Approximately one-third of children with epilepsy do not respond to medication, and a proportion of these children may be considered for surgery to remove the part of the brain where their seizures originate.

Before surgery, a neurosurgeon needs to obtain an accurate image of the child’s brain and the areas in which important functions (such as language) reside, to avoid removing or damaging them during the operation. This is achieved using imaging and neuropsychological testing. However, children’s seizures often originate in one of these critical brain regions, and this makes the decision of whether or not to operate even more difficult.

Epilepsy Research UK funded Professor Torsten Baldeweg and his team at University College London (UCL) who investigated the long-term impact of epilepsy surgery in children. Professor Baldeweg used state of the art neuroimaging techniques, as well as language and neuropsychological tests. They demonstrated that children who had surgery had fewer seizures and better language and neuropsychological results than children who did not have surgery. They also revealed that the majority of children who were seizure free after surgery showed significant increases in brain volume and improved cognitive scores.

Based on the patient data generated through this research, doctors can now make better predictions of cognitive outcomes for children following surgery. These results have also helped make the case for earlier detection and surgical treatment in children for whom surgery is an option.

Professor Baldeweg said: “These studies are unique, in that we have been able to follow patients for up to 15 years after surgery, being able to chart their cognitive and educational trajectory during this important part of their lives.

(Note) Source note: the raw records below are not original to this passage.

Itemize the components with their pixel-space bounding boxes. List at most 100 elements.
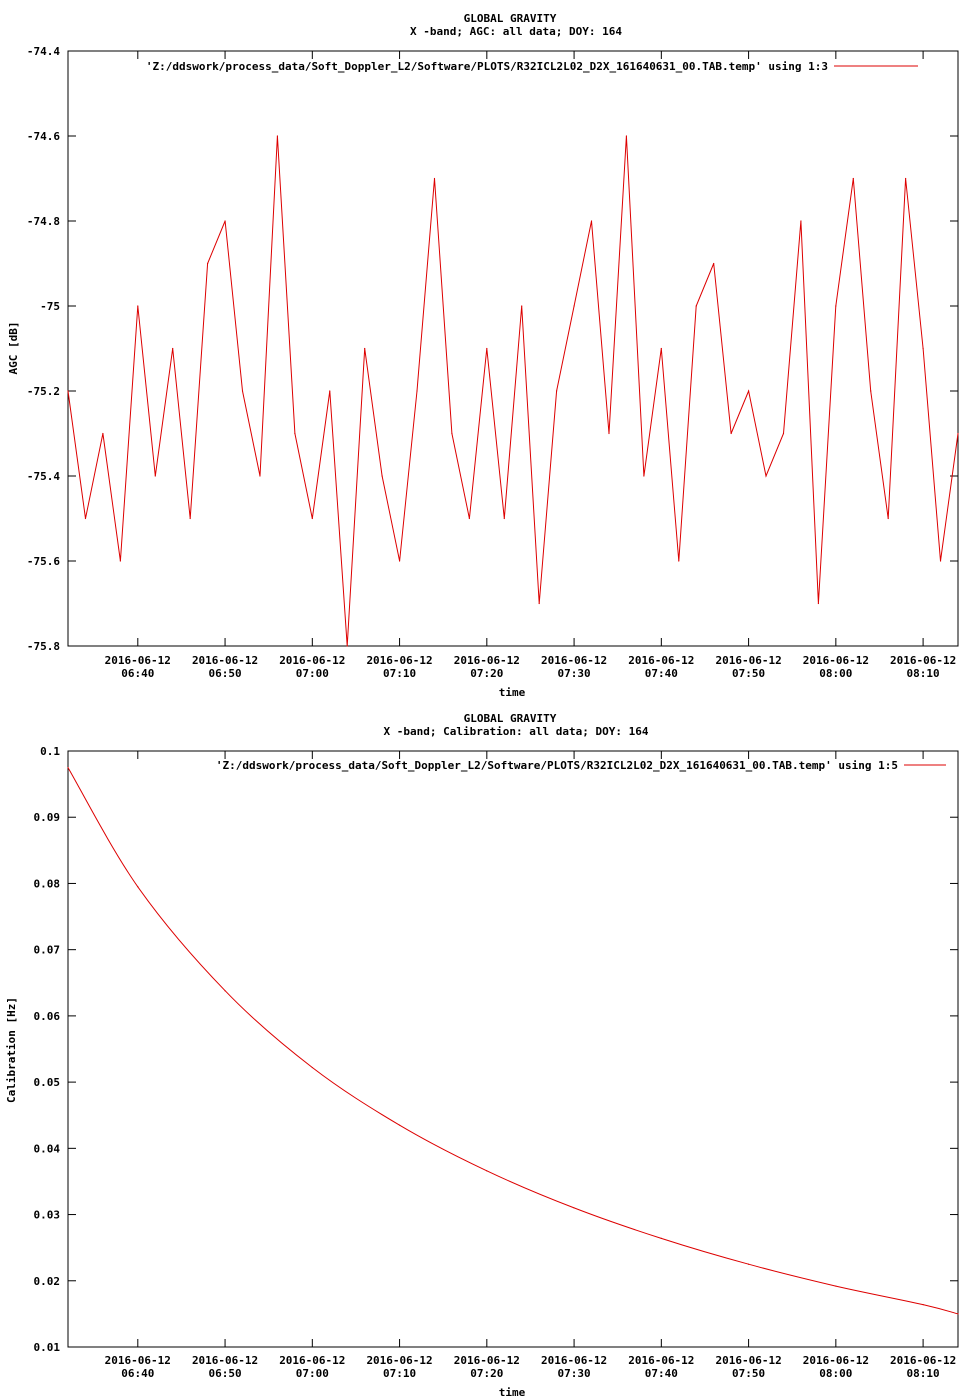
data-point (137, 305, 139, 307)
agc-series-layer (67, 135, 959, 647)
data-point (433, 177, 436, 180)
data-point (922, 347, 924, 350)
data-point (468, 517, 470, 520)
calibration-x-axis-label: time (499, 1386, 526, 1399)
x-tick-time-label: 07:30 (558, 667, 591, 680)
y-tick-label: 0.07 (34, 944, 61, 957)
data-point (957, 1313, 959, 1315)
data-point (608, 432, 610, 435)
x-tick-date-label: 2016-06-12 (541, 654, 607, 667)
data-point (172, 347, 174, 350)
data-point (521, 305, 523, 307)
data-point (643, 475, 645, 477)
data-point (398, 560, 401, 562)
agc-y-axis-label: AGC [dB] (7, 322, 20, 375)
calibration-title-line1: GLOBAL GRAVITY (464, 712, 557, 725)
x-tick-time-label: 07:10 (383, 667, 416, 680)
data-point (695, 305, 697, 307)
calibration-chart: GLOBAL GRAVITY X -band; Calibration: all… (5, 712, 959, 1399)
agc-title-line2: X -band; AGC: all data; DOY: 164 (410, 25, 622, 38)
x-tick-date-label: 2016-06-12 (366, 1354, 432, 1367)
y-tick-label: 0.05 (34, 1076, 61, 1089)
data-point (573, 305, 575, 307)
data-point (835, 1285, 837, 1287)
x-tick-time-label: 07:30 (558, 1367, 591, 1380)
x-tick-time-label: 07:50 (732, 667, 765, 680)
x-tick-date-label: 2016-06-12 (192, 1354, 258, 1367)
agc-legend-label: 'Z:/ddswork/process_data/Soft_Doppler_L2… (146, 60, 828, 73)
x-tick-date-label: 2016-06-12 (279, 1354, 345, 1367)
agc-chart: GLOBAL GRAVITY X -band; AGC: all data; D… (7, 12, 959, 699)
y-tick-label: 0.09 (34, 811, 61, 824)
data-point (119, 560, 121, 562)
data-point (782, 432, 785, 435)
y-tick-label: -75.2 (27, 385, 60, 398)
x-tick-date-label: 2016-06-12 (454, 1354, 520, 1367)
x-tick-date-label: 2016-06-12 (803, 1354, 869, 1367)
y-tick-label: 0.1 (40, 745, 60, 758)
calibration-plot-frame (67, 750, 959, 1348)
data-point (713, 262, 715, 265)
x-tick-date-label: 2016-06-12 (803, 654, 869, 667)
data-point (137, 886, 139, 888)
data-point (276, 135, 279, 137)
data-point (747, 1263, 750, 1265)
x-tick-time-label: 08:10 (907, 1367, 940, 1380)
agc-title-line1: GLOBAL GRAVITY (464, 12, 557, 25)
x-tick-time-label: 07:40 (645, 667, 678, 680)
data-point (346, 645, 348, 647)
agc-x-axis-label: time (499, 686, 526, 699)
calibration-y-axis: 0.1 0.09 0.08 0.07 0.06 0.05 0.04 0.03 0.02 0.01 (34, 745, 958, 1354)
data-point (503, 517, 505, 520)
agc-plot-frame (67, 50, 959, 647)
x-tick-date-label: 2016-06-12 (541, 1354, 607, 1367)
y-tick-label: -74.4 (27, 45, 60, 58)
data-point (922, 1304, 924, 1306)
data-point (730, 432, 732, 435)
data-point (870, 390, 872, 392)
data-point (224, 220, 226, 222)
calibration-series-layer (67, 766, 959, 1315)
data-point (625, 135, 628, 137)
x-tick-time-label: 07:00 (296, 1367, 329, 1380)
data-point (765, 475, 767, 477)
data-point (660, 347, 662, 350)
calibration-legend-label: 'Z:/ddswork/process_data/Soft_Doppler_L2… (216, 759, 898, 772)
y-tick-label: 0.04 (34, 1142, 61, 1155)
data-point (67, 390, 69, 392)
calibration-series-line (67, 767, 959, 1315)
x-tick-date-label: 2016-06-12 (192, 654, 258, 667)
x-tick-time-label: 07:50 (732, 1367, 765, 1380)
agc-y-axis: -74.4 -74.6 -74.8 -75 -75.2 -75.4 -75.6 -75.8 (27, 45, 958, 653)
data-point (241, 390, 244, 392)
data-point (939, 560, 942, 562)
data-point (957, 432, 959, 435)
data-point (416, 390, 418, 392)
agc-series-line (67, 135, 959, 647)
calibration-x-axis: 2016-06-1206:402016-06-1206:502016-06-12… (105, 751, 956, 1380)
y-tick-label: -74.6 (27, 130, 60, 143)
data-point (747, 390, 750, 392)
x-tick-time-label: 08:10 (907, 667, 940, 680)
x-tick-time-label: 08:00 (819, 667, 852, 680)
data-point (207, 262, 209, 265)
x-tick-time-label: 07:20 (470, 1367, 503, 1380)
y-tick-label: -75.4 (27, 470, 60, 483)
x-tick-time-label: 06:50 (208, 667, 241, 680)
x-tick-date-label: 2016-06-12 (279, 654, 345, 667)
calibration-y-axis-label: Calibration [Hz] (5, 997, 18, 1103)
y-tick-label: 0.02 (34, 1275, 61, 1288)
y-tick-label: -75 (40, 300, 60, 313)
y-tick-label: -74.8 (27, 215, 60, 228)
data-point (678, 560, 680, 562)
y-tick-label: 0.01 (34, 1341, 61, 1354)
x-tick-date-label: 2016-06-12 (628, 654, 694, 667)
y-tick-label: 0.06 (34, 1010, 61, 1023)
data-point (800, 220, 802, 222)
data-point (311, 517, 313, 520)
data-point (451, 432, 453, 435)
x-tick-date-label: 2016-06-12 (105, 654, 171, 667)
x-tick-date-label: 2016-06-12 (105, 1354, 171, 1367)
y-tick-label: -75.8 (27, 640, 60, 653)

The grants have enabled us to conduct a major study which is vital for the field of paediatric epilepsy surgery. This has also provided an important benchmark for the evaluation of non-invasive neuroimaging methods. Without EUK funding, this study would not have been possible. We are immensely grateful for ERUK and its supporters for this support.

Building on the results of their ERUK funding projects, the research team are currently conducting a 20-year review and follow up of over 1,000 children who had neurosurgical treatment for their epilepsy at Great Ormond Street Hospital since 2000. The aim is to better predict who will benefit from neurosurgery in terms of seizure freedom and to establish the longer-term impact of epilepsy surgery on cognition.

Rachel is one of many young people who, thanks to this ground-breaking research, is now seizure free and has achieved a life free from epilepsy. In February 2010, eight-year-old Rachel underwent surgery to remove a piece of tissue the size of a 20 pence piece from her brain. The family saw a dramatic instant transformation in Rachel. With the help of medication, speech therapy and a child psychologist, Rachel made a full recovery and has had no seizures since.